Wednesday, September 30, 2015

The Jane Effect

Jane had it all. Her brother invited her to live on his estate rent free. Her sister managed the household. She didn't have a husband or children to suck every drop of creative energy from her soul so that she fell into bed exhausted each night, berating herself for not having written....again...

All I am saying is that she had no excuse NOT to write. This explains perfectly why, despite dying at 41, she wrote and pusblished seven novels. Right?

Wrong.

I am the master of not writing. Sometimes I am best at it when I have nothing else to do.

Here is a (partial) list of things I can do instead of write:

nap.

freeze 20 pints of blueberries.

sort winter clothes.

clean out the chicken coop (yes, some days, I would even do this to get out of writing.)

bake pumpkin bread to give to the teachers, the assistants, the school social worker, the school secretary, the school nurse, the cafeteria lady, and the principal on the last day before winter break.

watch What Not to Wear marathon.

watch Sex and The City marathon.

watch recorded episodes of Modern Family.

watch Angels in America.

watch Grey Gardens.

fold laundry.

drive two hours (one way) to rescue three hens.

walk the dog.

copy Anna Karenina.

If a writer doesn't want to write, she can find a way to get out of it. Jane could have done that too, even without cable television. She could have hand embroidered the bed curtains.

The most worthy of causes can be used to avoid our own work, the work we are meant to do. This becomes especially tricky when we avoid writing in support of those we love. Because of course we want them to succeed, to be healthy, to be happy. And this is a good thing.

In the winter of 2010, I was in my last semester of graduate school, the time when one is most likely to give up. I was revising my creative thesis, or would I call it now, my bookmanuscript. I worked in a little room off the kitchen that was the old butler's pantry. I turned the thermostat down to 60 degrees. I shut off the radiator in my little makeshift studio. I placed a small space heater beneath the desk, creating the only warm space in the house.
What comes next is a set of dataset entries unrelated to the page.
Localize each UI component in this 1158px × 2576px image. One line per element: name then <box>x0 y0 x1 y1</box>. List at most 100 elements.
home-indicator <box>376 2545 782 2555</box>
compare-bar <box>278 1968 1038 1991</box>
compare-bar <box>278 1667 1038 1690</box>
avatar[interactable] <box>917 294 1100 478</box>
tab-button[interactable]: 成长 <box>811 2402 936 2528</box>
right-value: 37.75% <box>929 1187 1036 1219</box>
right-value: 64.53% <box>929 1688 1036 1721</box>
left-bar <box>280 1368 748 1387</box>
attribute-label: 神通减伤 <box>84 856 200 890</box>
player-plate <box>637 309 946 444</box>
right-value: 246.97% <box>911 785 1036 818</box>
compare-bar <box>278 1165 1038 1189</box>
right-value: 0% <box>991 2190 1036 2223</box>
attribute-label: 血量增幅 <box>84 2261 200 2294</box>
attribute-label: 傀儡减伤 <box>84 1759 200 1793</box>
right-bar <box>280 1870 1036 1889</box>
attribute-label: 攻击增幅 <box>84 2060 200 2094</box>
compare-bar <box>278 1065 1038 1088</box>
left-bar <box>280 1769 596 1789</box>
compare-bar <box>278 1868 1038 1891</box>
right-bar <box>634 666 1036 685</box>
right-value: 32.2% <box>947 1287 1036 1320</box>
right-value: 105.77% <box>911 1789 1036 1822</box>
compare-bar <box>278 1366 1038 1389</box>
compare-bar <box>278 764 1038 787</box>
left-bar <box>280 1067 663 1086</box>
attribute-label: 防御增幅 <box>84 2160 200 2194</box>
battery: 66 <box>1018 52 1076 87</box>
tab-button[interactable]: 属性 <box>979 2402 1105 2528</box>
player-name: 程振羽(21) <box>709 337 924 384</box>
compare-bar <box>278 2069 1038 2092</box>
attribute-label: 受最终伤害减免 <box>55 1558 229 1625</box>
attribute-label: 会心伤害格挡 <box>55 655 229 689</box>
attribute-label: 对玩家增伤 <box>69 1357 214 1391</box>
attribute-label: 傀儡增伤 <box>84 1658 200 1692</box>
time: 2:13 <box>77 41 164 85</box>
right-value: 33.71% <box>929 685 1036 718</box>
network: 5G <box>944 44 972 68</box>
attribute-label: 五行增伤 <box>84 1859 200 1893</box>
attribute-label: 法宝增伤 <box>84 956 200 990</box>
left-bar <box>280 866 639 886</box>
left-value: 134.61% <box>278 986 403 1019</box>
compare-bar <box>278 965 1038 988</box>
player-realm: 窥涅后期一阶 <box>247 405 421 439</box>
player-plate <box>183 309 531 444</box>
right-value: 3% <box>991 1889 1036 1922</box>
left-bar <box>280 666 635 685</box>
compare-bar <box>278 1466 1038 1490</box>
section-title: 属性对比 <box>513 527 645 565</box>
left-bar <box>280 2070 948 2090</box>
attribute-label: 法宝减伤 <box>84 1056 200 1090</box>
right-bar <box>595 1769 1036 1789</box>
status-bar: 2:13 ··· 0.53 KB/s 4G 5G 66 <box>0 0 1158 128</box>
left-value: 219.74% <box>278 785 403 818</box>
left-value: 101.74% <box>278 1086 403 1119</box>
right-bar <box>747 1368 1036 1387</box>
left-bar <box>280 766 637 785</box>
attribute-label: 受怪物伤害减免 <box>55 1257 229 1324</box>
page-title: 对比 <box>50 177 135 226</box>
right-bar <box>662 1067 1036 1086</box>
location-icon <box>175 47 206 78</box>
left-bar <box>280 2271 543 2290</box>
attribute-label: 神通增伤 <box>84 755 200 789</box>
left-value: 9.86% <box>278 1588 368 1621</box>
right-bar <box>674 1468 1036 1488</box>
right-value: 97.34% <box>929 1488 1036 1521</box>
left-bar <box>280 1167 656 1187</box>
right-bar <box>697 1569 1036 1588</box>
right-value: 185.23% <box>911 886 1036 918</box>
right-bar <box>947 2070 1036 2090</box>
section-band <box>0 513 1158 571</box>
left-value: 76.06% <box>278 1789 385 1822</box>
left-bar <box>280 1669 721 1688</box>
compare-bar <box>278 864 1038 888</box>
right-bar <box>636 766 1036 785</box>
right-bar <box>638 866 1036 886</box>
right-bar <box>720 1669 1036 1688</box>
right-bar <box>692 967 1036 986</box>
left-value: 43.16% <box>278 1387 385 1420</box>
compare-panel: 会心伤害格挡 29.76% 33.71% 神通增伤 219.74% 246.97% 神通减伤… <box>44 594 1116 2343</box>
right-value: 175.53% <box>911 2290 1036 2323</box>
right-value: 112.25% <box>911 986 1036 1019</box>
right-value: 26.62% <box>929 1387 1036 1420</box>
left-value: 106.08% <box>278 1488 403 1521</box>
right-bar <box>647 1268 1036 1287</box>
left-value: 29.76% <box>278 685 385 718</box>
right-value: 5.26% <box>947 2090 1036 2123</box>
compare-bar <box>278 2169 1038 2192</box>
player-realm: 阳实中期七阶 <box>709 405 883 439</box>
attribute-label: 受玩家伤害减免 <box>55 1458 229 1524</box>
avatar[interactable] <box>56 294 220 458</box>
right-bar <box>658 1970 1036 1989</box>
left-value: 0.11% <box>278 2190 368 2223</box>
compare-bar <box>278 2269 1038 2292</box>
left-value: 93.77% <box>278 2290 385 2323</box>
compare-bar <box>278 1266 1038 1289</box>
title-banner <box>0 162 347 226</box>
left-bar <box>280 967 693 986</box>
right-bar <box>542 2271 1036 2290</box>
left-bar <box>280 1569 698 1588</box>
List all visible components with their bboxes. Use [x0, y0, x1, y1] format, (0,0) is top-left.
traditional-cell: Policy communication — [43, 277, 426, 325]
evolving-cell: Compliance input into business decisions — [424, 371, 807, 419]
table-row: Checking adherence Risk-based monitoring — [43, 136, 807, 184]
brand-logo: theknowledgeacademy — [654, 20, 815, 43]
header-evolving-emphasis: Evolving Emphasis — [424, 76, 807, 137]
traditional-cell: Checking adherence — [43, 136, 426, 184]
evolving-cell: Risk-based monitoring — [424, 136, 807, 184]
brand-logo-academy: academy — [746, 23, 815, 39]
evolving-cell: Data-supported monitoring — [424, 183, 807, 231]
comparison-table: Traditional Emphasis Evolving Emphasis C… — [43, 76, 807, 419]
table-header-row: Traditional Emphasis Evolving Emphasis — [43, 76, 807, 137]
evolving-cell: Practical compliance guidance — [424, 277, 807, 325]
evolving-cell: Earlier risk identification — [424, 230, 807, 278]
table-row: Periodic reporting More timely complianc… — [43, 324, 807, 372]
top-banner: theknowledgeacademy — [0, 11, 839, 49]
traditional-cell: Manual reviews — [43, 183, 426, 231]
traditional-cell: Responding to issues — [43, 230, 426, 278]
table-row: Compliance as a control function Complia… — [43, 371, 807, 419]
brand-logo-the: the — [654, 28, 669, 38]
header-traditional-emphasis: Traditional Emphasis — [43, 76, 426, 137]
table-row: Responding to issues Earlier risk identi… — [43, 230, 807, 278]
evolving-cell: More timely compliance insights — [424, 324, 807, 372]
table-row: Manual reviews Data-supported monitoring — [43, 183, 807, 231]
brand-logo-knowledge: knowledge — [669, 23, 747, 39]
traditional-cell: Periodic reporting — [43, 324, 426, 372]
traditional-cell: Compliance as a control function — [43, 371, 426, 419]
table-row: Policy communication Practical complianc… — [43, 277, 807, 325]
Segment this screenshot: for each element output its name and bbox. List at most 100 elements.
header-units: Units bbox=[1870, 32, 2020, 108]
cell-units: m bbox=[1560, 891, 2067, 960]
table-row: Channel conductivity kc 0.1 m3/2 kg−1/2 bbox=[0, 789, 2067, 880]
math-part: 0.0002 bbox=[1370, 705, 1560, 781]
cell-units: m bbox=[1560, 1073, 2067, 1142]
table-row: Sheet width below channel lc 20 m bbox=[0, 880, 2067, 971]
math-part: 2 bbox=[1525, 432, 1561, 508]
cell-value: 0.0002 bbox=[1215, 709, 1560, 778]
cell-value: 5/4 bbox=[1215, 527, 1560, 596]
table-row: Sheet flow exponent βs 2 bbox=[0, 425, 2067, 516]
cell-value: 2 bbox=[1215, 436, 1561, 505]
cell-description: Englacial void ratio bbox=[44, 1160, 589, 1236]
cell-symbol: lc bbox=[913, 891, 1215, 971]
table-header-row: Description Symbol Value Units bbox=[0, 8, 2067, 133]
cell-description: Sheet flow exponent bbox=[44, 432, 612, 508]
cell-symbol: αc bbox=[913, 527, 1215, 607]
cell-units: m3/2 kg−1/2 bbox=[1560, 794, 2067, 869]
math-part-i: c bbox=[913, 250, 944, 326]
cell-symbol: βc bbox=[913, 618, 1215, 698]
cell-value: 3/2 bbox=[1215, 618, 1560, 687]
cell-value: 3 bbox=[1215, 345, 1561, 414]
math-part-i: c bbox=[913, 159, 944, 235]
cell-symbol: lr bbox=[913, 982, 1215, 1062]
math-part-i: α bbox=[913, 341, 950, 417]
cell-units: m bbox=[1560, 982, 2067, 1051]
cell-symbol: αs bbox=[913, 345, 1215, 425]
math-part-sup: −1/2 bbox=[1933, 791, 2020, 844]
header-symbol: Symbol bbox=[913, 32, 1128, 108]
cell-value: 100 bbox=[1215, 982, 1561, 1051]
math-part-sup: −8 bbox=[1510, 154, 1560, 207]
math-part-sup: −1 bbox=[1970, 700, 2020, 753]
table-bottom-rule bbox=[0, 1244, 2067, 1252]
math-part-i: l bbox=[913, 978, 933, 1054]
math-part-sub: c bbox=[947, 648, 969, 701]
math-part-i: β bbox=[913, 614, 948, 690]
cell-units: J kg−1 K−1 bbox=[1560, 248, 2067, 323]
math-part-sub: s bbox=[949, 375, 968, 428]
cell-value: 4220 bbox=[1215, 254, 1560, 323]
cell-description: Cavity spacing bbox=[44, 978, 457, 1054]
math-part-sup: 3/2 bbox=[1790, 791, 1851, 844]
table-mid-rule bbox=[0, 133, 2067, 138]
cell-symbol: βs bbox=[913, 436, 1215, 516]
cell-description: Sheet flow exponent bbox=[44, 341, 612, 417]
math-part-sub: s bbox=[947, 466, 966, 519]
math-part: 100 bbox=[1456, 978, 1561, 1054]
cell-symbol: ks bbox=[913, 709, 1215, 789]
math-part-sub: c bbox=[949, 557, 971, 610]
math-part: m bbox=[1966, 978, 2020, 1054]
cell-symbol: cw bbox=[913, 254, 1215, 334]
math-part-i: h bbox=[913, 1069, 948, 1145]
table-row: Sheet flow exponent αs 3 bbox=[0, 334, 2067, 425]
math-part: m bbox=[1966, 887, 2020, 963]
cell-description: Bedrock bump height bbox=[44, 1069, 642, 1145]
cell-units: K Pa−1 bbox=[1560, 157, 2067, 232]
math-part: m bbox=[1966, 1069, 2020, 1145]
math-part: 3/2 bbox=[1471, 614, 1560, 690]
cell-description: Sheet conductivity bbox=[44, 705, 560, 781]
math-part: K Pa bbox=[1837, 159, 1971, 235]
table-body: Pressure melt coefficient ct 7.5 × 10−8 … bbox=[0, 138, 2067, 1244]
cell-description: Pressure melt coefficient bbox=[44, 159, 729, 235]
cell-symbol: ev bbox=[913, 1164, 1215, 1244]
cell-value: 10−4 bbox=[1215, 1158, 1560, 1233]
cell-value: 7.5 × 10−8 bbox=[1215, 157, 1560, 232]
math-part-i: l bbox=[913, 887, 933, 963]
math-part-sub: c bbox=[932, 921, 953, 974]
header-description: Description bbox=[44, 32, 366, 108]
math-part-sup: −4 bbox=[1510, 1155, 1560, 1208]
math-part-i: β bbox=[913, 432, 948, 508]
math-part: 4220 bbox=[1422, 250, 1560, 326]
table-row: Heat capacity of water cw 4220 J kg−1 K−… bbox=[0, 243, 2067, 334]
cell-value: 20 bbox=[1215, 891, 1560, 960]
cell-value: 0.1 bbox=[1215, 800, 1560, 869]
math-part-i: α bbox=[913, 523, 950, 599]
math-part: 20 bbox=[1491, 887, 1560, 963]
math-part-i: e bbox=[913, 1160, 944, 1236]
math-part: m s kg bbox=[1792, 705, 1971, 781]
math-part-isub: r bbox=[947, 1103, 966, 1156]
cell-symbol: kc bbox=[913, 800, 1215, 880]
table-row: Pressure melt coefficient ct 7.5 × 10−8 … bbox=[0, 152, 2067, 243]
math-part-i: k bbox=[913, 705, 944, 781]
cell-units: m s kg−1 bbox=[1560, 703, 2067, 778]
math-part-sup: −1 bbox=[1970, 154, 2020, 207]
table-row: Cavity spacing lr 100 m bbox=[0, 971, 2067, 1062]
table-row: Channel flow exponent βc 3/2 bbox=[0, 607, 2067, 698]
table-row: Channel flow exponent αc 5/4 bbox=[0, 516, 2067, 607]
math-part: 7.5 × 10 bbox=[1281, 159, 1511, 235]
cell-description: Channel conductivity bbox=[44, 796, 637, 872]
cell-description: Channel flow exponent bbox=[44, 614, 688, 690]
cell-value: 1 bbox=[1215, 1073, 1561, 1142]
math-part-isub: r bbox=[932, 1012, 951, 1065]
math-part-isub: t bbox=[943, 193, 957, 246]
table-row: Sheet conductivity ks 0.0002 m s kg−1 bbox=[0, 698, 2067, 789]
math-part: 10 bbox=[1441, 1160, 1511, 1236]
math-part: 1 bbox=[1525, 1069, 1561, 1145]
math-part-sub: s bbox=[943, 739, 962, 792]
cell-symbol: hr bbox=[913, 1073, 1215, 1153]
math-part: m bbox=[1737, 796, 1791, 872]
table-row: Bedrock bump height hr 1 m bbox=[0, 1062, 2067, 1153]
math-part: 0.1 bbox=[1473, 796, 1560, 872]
Once, when the kids were home, requiring me to heat the whole house, I stood up from the chair and yelled, I quit, I can't do this. In less than a minute, three faces appeared in the doorway, three daughters, one of whom was 17, though she was younger at the time, who put her hand on her hip and looked right at me and said:

"You can't quit. You have come too far to quit. And what kind of example would that set for me?"

Damn you, daughter who listens to my every freaking word.

Sometimes what we do for ourselves is what we do for the ones we love.

And so she write.

She carves out a tiny space where nothing can fit except her and her words, whether that is a small round table in her bedroom somewhere on her brother's estate or the one warm spot in an empty house, or the voice of a daughter who won't let her quit.